If a parent who remarried dies, do you still keep in contact with your step family?
The answer for me would be yes. But it depends on the way you look at things. If you were treated fair and loved as their own, I would look forward to seeing them as family.
It would be wise to do so especially if there is children involved. My mom tried but for some reason my gramma didnt want to even though I was her sons daughter. I went many years wondering why.
I think that would depend on the relationship you have with them. Not sure there is an absolute answer for that. It also would depend on how they respond. People tend to be weird about 'step' situations. If you have a good relationship with them then there is no reason not to continue. Hope this helped.
I believe to be polite about it...if your parent was happily married to that person before they passed away then you should keep some contact...if you happen to have a good step-child/parent relationship then I don't think you'd even have to ask the question...but if your parent was looking for a divorce or was letting you know that they were treating your parent badly then I think that should be your choice and you should not worry about being polite.
I believe that it would depend upon your relationship with that step-parent or family. My father and my step-mother are no longer together, but they do remain good friends. I have a very close relationship with her, and still refer to her as my step-mother, she is the only grandmother that my children have from my side of the family, and continues to co-grandparent with my dad. I am also close to my step-sisters and their children, and still refer to them as my nieces and nephews, and my children refer to them as cousins, so in my case, yes, if my father passes away before my stepmother, I would still be in contact with my former step-family. By comparison, my sister couldn't wait for my dad and step mother to separate, and does not remain in contact with anyone in the family, and does not allow her son to call my step-mother grandma.
I would say yes, and no if your a close net family, but if you were not that close I would still send card on holidays and a call every now and then because they are still family even if it is by marriage.
For me, it would depend on how I got on with the step family and how the relationship was.

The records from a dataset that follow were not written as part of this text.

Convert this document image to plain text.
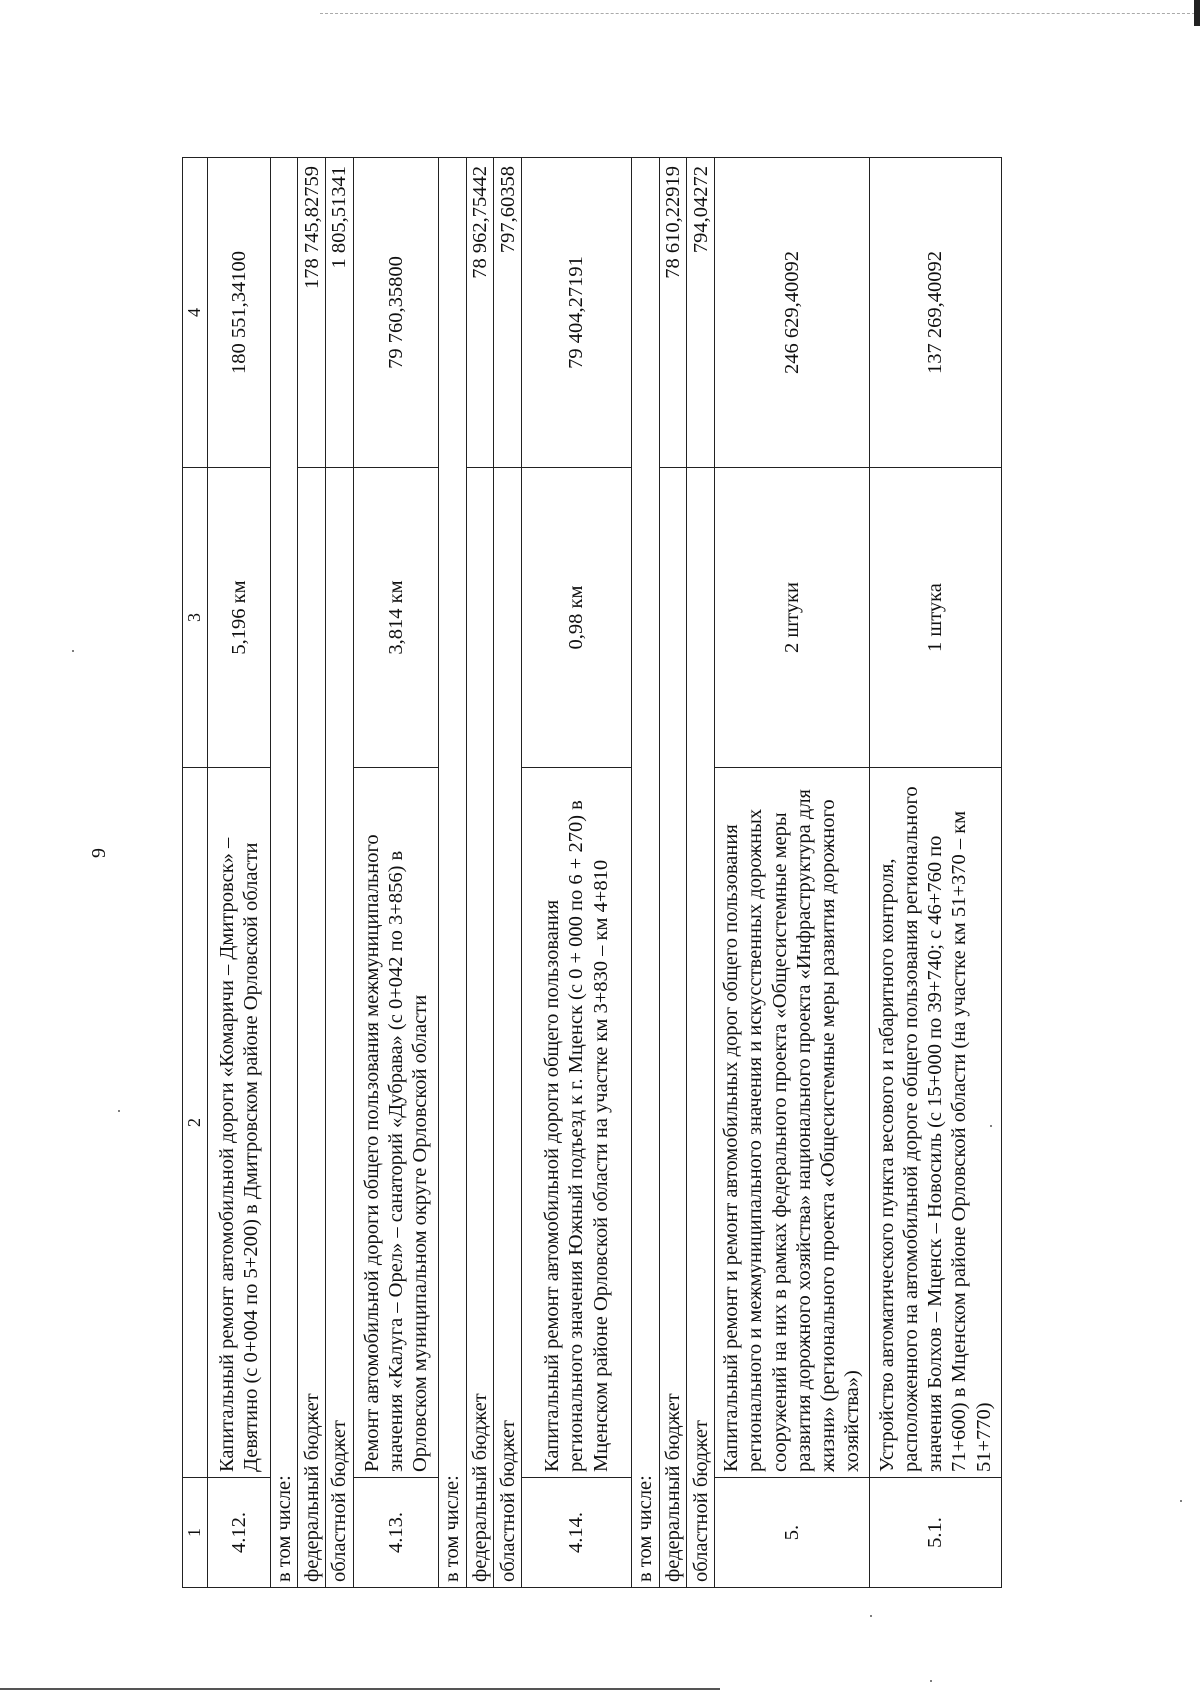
9
1	2	3	4
4.12.	Капитальный ремонт автомобильной дороги «Комаричи – Дмитровск» – Девятино (с 0+004 по 5+200) в Дмитровском районе Орловской области	5,196 км	180 551,34100
в том числе:			
федеральный бюджет			178 745,82759
областной бюджет			1 805,51341
4.13.	Ремонт автомобильной дороги общего пользования межмуниципального значения «Калуга – Орел» – санаторий «Дубрава» (с 0+042 по 3+856) в Орловском муниципальном округе Орловской области	3,814 км	79 760,35800
в том числе:			
федеральный бюджет			78 962,75442
областной бюджет			797,60358
4.14.	Капитальный ремонт автомобильной дороги общего пользования регионального значения Южный подъезд к г. Мценск (с 0 + 000 по 6 + 270) в Мценском районе Орловской области на участке км 3+830 – км 4+810	0,98 км	79 404,27191
в том числе:			
федеральный бюджет			78 610,22919
областной бюджет			794,04272
5.	Капитальный ремонт и ремонт автомобильных дорог общего пользования регионального и межмуниципального значения и искусственных дорожных сооружений на них в рамках федерального проекта «Общесистемные меры развития дорожного хозяйства» национального проекта «Инфраструктура для жизни» (регионального проекта «Общесистемные меры развития дорожного хозяйства»)	2 штуки	246 629,40092
5.1.	Устройство автоматического пункта весового и габаритного контроля, расположенного на автомобильной дороге общего пользования регионального значения Болхов – Мценск – Новосиль (с 15+000 по 39+740; с 46+760 по 71+600) в Мценском районе Орловской области (на участке км 51+370 – км 51+770)	1 штука	137 269,40092
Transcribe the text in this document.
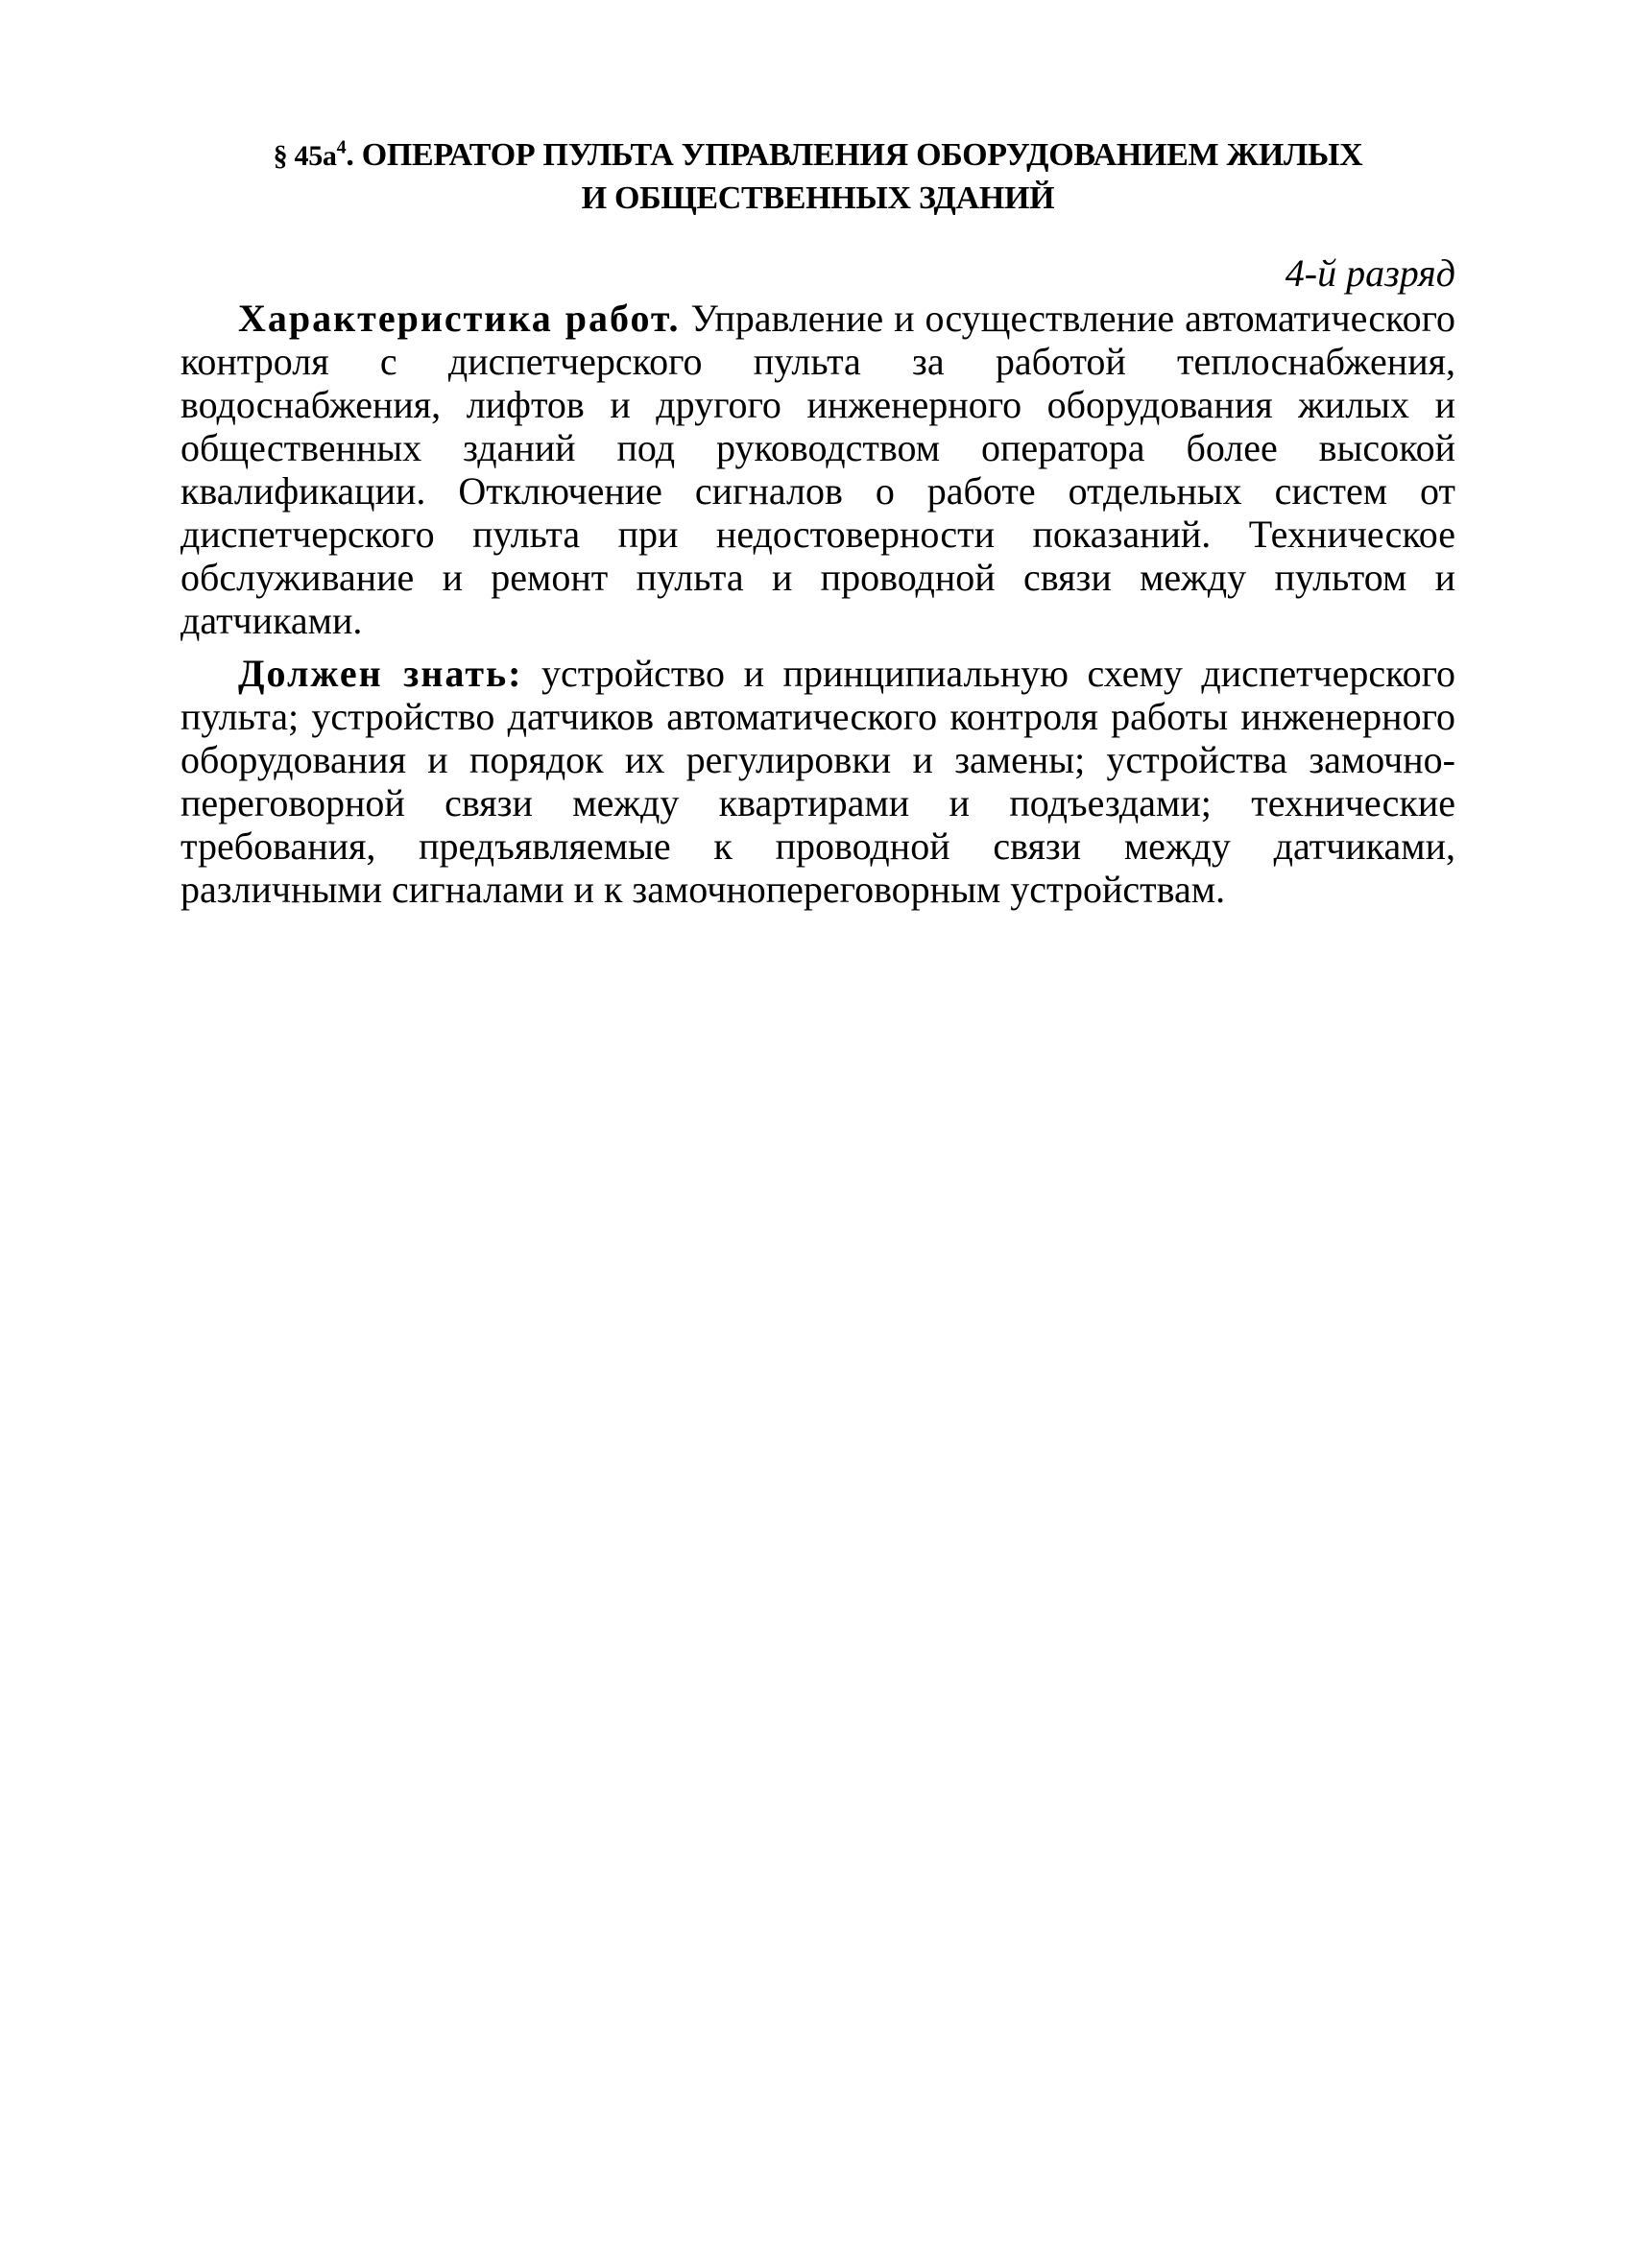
§ $45а^4$. ОПЕРАТОР ПУЛЬТА УПРАВЛЕНИЯ ОБОРУДОВАНИЕМ ЖИЛЫХ
И ОБЩЕСТВЕННЫХ ЗДАНИЙ

4-й разряд

Характеристика работ. Управление и осуществление автоматического контроля с диспетчерского пульта за работой теплоснабжения, водоснабжения, лифтов и другого инженерного оборудования жилых и общественных зданий под руководством оператора более высокой квалификации. Отключение сигналов о работе отдельных систем от диспетчерского пульта при недостоверности показаний. Техническое обслуживание и ремонт пульта и проводной связи между пультом и датчиками.

Должен знать: устройство и принципиальную схему диспетчерского пульта; устройство датчиков автоматического контроля работы инженерного оборудования и порядок их регулировки и замены; устройства замочно-переговорной связи между квартирами и подъездами; технические требования, предъявляемые к проводной связи между датчиками, различными сигналами и к замочнопереговорным устройствам.
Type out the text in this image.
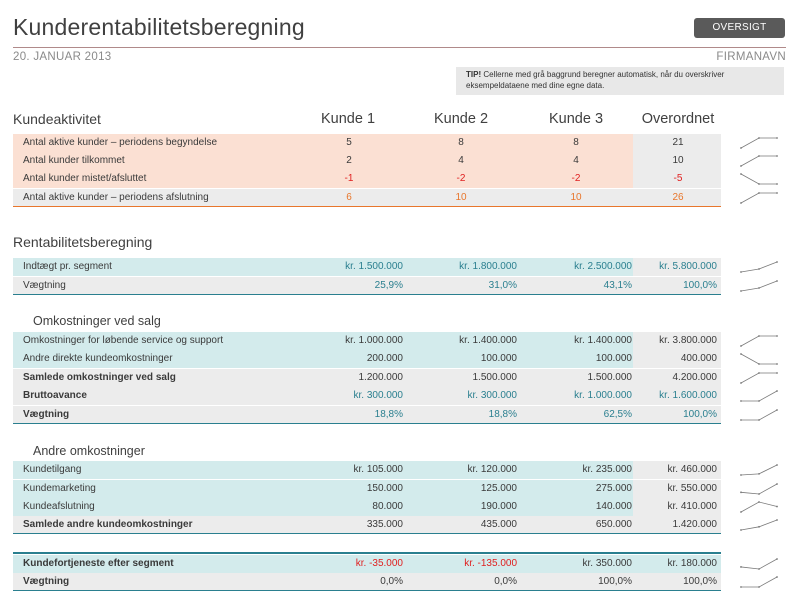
Kunderentabilitetsberegning	OVERSIGT
20. JANUAR 2013	FIRMANAVN
TIP! Cellerne med grå baggrund beregner automatisk, når du overskriver eksempeldataene med dine egne data.
Kundeaktivitet	Kunde 1	Kunde 2	Kunde 3	Overordnet
Antal aktive kunder – periodens begyndelse	5	8	8	21
Antal kunder tilkommet	2	4	4	10
Antal kunder mistet/afsluttet	-1	-2	-2	-5
Antal aktive kunder – periodens afslutning	6	10	10	26
Rentabilitetsberegning
Indtægt pr. segment	kr. 1.500.000	kr. 1.800.000	kr. 2.500.000	kr. 5.800.000
Vægtning	25,9%	31,0%	43,1%	100,0%
Omkostninger ved salg
Omkostninger for løbende service og support	kr. 1.000.000	kr. 1.400.000	kr. 1.400.000	kr. 3.800.000
Andre direkte kundeomkostninger	200.000	100.000	100.000	400.000
Samlede omkostninger ved salg	1.200.000	1.500.000	1.500.000	4.200.000
Bruttoavance	kr. 300.000	kr. 300.000	kr. 1.000.000	kr. 1.600.000
Vægtning	18,8%	18,8%	62,5%	100,0%
Andre omkostninger
Kundetilgang	kr. 105.000	kr. 120.000	kr. 235.000	kr. 460.000
Kundemarketing	150.000	125.000	275.000	kr. 550.000
Kundeafslutning	80.000	190.000	140.000	kr. 410.000
Samlede andre kundeomkostninger	335.000	435.000	650.000	1.420.000
Kundefortjeneste efter segment	kr. -35.000	kr. -135.000	kr. 350.000	kr. 180.000
Vægtning	0,0%	0,0%	100,0%	100,0%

If children are involved, it may be better to keep in touch and maintain some sort of a relationship.
Yes I think that would be the right thing to do. Though you're not blood you are still family in a sense and I feel that you have an obligation to remain in contact.
Thank you for all of your comments. My father died in June and I wanted to write an article on relationships with the step family after a death or break up.
It depends more on your relation before your father died. If your relations with your step family were good I think you should keep in contact and it also depend on their decision as well if they want to be in contact with you or not.